Harvard Study; Loose Copyright Law is a Good Thing

Here in the UK a recent ‘Digital Britain’ report by Lord Carter, the minister for communications, technology and broadcasting, was unveiled.  Started in October 2008, it was to be the definitive word on digital media, communications and government policy.  In it was a number of pronouncements, including this one;

In relation to rights, the Government believes piracy of intellectual property for profit is theft and will be pursued as such through the criminal law. The civil infringement of taking someone else’s intellectual property or passing it on to others through file-sharing without any compensating payment is, in plain English, wrong. However, the Government also believes, and the evidence suggests, that most people, given a reasonable choice would much prefer not to do wrong or break the law. The objective of the Government’s policy is therefore three-fold. Firstly, to provide a framework that encourages the growth of legal markets for downloading that are inexpensive, convenient and easily accessible for consumers.

This came on the back of another report about online piracy by the Centre for Information Behaviour and the Evaluation of Research, which generated a slew of stories and lurid headlines;

“Estimates as to the overall lost revenues if we include all creative industries whose products can be copied digitally, or counterfeited, reach £10bn (IP rights, 2004), conservatively, as our figure is from 2004, and a loss of 4,000 jobs.”

The convergent summary of these two reports appears to be that copyright violation is wrong and is costing the creative industries money.  But it appears to me on both of these points that there are fundamental assumptions being made here that are incorrect.  Thankfully, in regard to the Centre for Information Behaviour and the Evaluation of Research, blogger Ben Goldacre took them to task for both sloppy reporting and unproven claims;

“What is the origin of this conservative figure? I hunted down the full Ciber documents, found the references section, and followed the web link, which led to a 2004 press release from a private legal firm called Rouse who specialise in intellectual property law. This press release was not about the £10bn figure. It was, in fact, a one-page document, which simply welcomed the government setting up an intellectual property theft strategy. In a short section headed ‘background’, among five other points, it says: ‘Rights owners have estimated that last year alone counterfeiting and piracy cost the UK economy £10bn and 4,000 jobs.’ An industry estimate, as an aside, in a press release. Genius.”

Ben also challenged the claims over the lost per illegal download; the research makes huge assumptions – each download is equivalent to a lost sale, not only a lost sale, but a full price one worth around £25.  Indeed, to take this point further, is it not an assumption that an illegal download is a loss at all?

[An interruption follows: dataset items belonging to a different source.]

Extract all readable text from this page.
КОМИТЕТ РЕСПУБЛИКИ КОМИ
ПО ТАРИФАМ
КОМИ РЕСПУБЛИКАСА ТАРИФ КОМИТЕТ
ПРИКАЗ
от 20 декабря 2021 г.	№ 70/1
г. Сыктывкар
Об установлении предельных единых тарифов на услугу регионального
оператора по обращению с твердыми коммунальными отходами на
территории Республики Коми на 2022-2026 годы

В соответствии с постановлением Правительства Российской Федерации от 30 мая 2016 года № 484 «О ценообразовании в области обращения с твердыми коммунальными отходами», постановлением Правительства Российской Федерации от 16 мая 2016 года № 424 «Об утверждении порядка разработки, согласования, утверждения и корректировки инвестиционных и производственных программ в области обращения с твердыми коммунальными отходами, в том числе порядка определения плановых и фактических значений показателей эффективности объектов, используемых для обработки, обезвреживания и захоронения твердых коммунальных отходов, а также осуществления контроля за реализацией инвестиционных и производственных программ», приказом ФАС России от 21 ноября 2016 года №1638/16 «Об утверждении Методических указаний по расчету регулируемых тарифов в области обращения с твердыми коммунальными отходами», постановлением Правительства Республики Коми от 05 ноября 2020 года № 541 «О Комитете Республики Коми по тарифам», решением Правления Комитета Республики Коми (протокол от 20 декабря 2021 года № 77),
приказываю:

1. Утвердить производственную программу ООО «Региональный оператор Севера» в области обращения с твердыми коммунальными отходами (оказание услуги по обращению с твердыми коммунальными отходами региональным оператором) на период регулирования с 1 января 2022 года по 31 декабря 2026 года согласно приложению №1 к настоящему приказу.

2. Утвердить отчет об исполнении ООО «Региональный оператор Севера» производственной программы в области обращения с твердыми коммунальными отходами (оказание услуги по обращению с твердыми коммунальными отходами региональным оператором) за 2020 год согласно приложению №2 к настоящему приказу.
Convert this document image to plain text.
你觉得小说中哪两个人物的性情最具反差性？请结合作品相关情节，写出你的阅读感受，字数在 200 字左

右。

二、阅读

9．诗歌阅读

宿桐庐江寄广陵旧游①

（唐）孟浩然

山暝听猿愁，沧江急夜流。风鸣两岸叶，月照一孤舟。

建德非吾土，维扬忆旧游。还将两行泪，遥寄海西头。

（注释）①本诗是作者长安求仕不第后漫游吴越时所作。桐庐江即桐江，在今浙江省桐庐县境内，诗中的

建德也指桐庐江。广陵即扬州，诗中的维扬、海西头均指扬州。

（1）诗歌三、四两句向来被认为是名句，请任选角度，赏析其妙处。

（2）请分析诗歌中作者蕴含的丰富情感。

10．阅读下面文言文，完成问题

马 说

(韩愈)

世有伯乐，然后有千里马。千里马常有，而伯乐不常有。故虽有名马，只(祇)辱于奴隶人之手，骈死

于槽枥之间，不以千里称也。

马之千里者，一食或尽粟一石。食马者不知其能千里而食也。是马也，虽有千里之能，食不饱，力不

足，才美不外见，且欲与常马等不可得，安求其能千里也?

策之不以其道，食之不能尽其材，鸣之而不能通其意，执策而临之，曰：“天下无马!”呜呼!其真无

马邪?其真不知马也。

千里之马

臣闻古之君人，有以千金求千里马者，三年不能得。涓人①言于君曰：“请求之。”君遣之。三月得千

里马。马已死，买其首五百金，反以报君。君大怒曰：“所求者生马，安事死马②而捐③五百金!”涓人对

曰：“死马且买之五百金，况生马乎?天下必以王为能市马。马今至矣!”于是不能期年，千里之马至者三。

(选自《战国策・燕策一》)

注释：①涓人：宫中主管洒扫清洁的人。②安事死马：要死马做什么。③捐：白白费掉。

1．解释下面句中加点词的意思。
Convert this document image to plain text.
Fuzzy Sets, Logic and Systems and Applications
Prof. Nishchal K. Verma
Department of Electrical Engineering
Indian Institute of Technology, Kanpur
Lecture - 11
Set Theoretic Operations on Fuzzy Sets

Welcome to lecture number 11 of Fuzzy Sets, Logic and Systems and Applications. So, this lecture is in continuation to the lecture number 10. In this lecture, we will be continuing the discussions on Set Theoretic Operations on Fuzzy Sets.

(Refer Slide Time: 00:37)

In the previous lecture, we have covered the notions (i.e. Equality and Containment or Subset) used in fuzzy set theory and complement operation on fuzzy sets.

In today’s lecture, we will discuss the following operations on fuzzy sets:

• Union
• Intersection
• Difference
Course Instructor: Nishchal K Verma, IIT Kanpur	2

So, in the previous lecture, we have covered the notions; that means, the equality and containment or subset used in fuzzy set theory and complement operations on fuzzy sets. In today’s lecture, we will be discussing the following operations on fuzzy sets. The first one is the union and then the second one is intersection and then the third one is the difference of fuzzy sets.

Interestingly a new draft study by Oberholzer-Gee & Strumpf of Harvard Business School challenges these assumptions too;

As our survey indicates, the empirical evidence on sales displacement is mixed. While some studies find evidence of a substitution effect, other findings, in particular the papers using actual file-sharing data, suggest that piracy and music sales are largely unrelated.

In addition, that leads us to ask that if the assumptions around lost sales are both over-priced and incorrect, what about Lord Carter’s basic statement that filesharing is simply ‘wrong’?  Here again, Oberholzer-Gee & Strump’s paper suggests that it is not quite that simple;

[We] do not yet have a full understanding of the mechanisms by which file sharing may have altered the incentives to produce entertainment. However, in the industry with the largest purported impact – music – consumer access to recordings has vastly improved since the advent of file haring. Since 2000, the number of recordings produced has more than doubled. In our view, this makes it difficult to argue that weaker copyright protection has had a negative impact on artists’ incentives to be creative.

The study also notes the same outcome being observed for films, books and games – if filesharing impacted production, then as p2p grew, productions would fall – and that is simply not shown by the data.  In all areas of media the number of productions is growing.  The authors note that digital technology, while raising the issue of piracy, also lowers production and distribution costs.

This suggests that Lord Carter is wrong; that filesharing is not ‘wrong’, that indeed something dramatic is happening to media production that peer-involvement in, even at a distributive level, is leading to a dramatic increase in output.